Given that the measurements are i.i.d., we can model the residual, \(e_i\). This is commonly modeled as Normal with mean zero and some finite variance. If that variance is the same for all time points, the residuals are said to be homoscedastic. If the variance changes over time, we have heteroscedasticity. So, if we assume homoscedastic error, we could write

\[\begin{align} f(e_i;\sigma) = \frac{1}{\sqrt{2\pi \sigma^2}} \mathrm{e}^{-e_i^2/2\sigma^2}\;\forall i. \end{align}\]

We can then write the PDF for the joint distribution of all of the measured data, \((\mathbf{t}, \mathbf{a})\),

\[\begin{align} f(\mathbf{a};\mathbf{t},a^0, b, \sigma) = \left(\frac{1}{2\pi\sigma^2}\right)^{n/2}\exp\left[-\frac{1}{2\sigma^2}\sum_{i=1}^n(a_i - a^0-bt_i)^2\right]. \end{align}\]

It is convenient to write this in shorthand.

\[\begin{split}\begin{align} &a_i = a^0 + b t_i + e_i \;\forall i,\\ &e_i \sim \text{Norm}(0, \sigma)\;\forall i, \end{align}\end{split}\]

or, equivalently,

\[\begin{align} a_i \sim \text{Norm}(a^0 + b t_i, \sigma)\;\forall i. \end{align}\]

Exponential growth

We can use exactly the same logic as above to write the model for Exponential growth.
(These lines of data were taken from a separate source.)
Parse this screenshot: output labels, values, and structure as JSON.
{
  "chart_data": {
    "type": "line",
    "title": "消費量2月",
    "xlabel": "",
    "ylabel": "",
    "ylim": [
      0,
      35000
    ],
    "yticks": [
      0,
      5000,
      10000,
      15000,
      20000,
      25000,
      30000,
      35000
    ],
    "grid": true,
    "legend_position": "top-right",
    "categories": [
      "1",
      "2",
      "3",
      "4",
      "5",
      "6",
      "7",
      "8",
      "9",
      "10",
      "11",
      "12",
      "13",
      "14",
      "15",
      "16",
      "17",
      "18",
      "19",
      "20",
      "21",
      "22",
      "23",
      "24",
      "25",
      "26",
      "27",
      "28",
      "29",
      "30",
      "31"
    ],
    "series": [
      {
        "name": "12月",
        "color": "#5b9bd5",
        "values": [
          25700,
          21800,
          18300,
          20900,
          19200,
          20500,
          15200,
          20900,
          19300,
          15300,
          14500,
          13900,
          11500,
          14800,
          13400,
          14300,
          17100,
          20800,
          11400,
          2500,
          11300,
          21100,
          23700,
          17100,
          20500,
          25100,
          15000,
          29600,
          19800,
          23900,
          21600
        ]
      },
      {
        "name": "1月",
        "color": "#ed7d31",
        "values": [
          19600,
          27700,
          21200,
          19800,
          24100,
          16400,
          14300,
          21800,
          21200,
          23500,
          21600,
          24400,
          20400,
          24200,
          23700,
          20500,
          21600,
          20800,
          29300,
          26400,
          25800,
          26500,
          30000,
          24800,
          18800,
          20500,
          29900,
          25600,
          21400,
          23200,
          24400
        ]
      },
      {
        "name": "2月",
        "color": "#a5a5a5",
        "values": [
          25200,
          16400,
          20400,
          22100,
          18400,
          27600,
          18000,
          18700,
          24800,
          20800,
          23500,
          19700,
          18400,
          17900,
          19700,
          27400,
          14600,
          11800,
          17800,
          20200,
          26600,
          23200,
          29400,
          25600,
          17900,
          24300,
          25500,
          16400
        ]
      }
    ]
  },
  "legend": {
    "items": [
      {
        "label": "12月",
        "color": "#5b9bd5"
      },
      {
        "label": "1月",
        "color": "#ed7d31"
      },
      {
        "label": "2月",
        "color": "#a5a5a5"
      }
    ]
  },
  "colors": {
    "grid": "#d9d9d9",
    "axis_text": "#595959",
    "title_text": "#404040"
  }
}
\[\begin{split}\begin{align} &a_i = a^0 \mathrm{e}^{kt} + e_i \;\forall i,\\ &e_i \sim \text{Norm}(0, \sigma)\;\forall i, \end{align}\end{split}\]

or, equivalently,

\[\begin{align} a_i \sim \text{Norm}(a^0 \mathrm{e}^{kt}, \sigma)\;\forall i. \end{align}\]

Variate-covariate models

These models for bacterial growth are examples of variate-covariate models. The covariate is the time measurements, assumed to be known exactly. The variate, that which varies with the covariate, is the bacterial area. More generally, covariates are measured quantities that affect the measured value of a variate. In the first model, the variate depends linearly on the covariate, and in the second model, the variate depends exponentially on the covariate.

Important notes on generative modeling

In the three example models presented here, we used our best scientific and statistical insights to put forward a generative model. The model for linear growth of bacteria is in some sense “standard,” in that it leads to linear regression, a widely-used statistical tool. Nonetheless, your modeling should be bespoke. You should choose models that are appropriate for the experiment and data you are analyzing.

The bulk of next term is about parametric statistical models, how to build them, how to estimate their parameters, and how to compare them.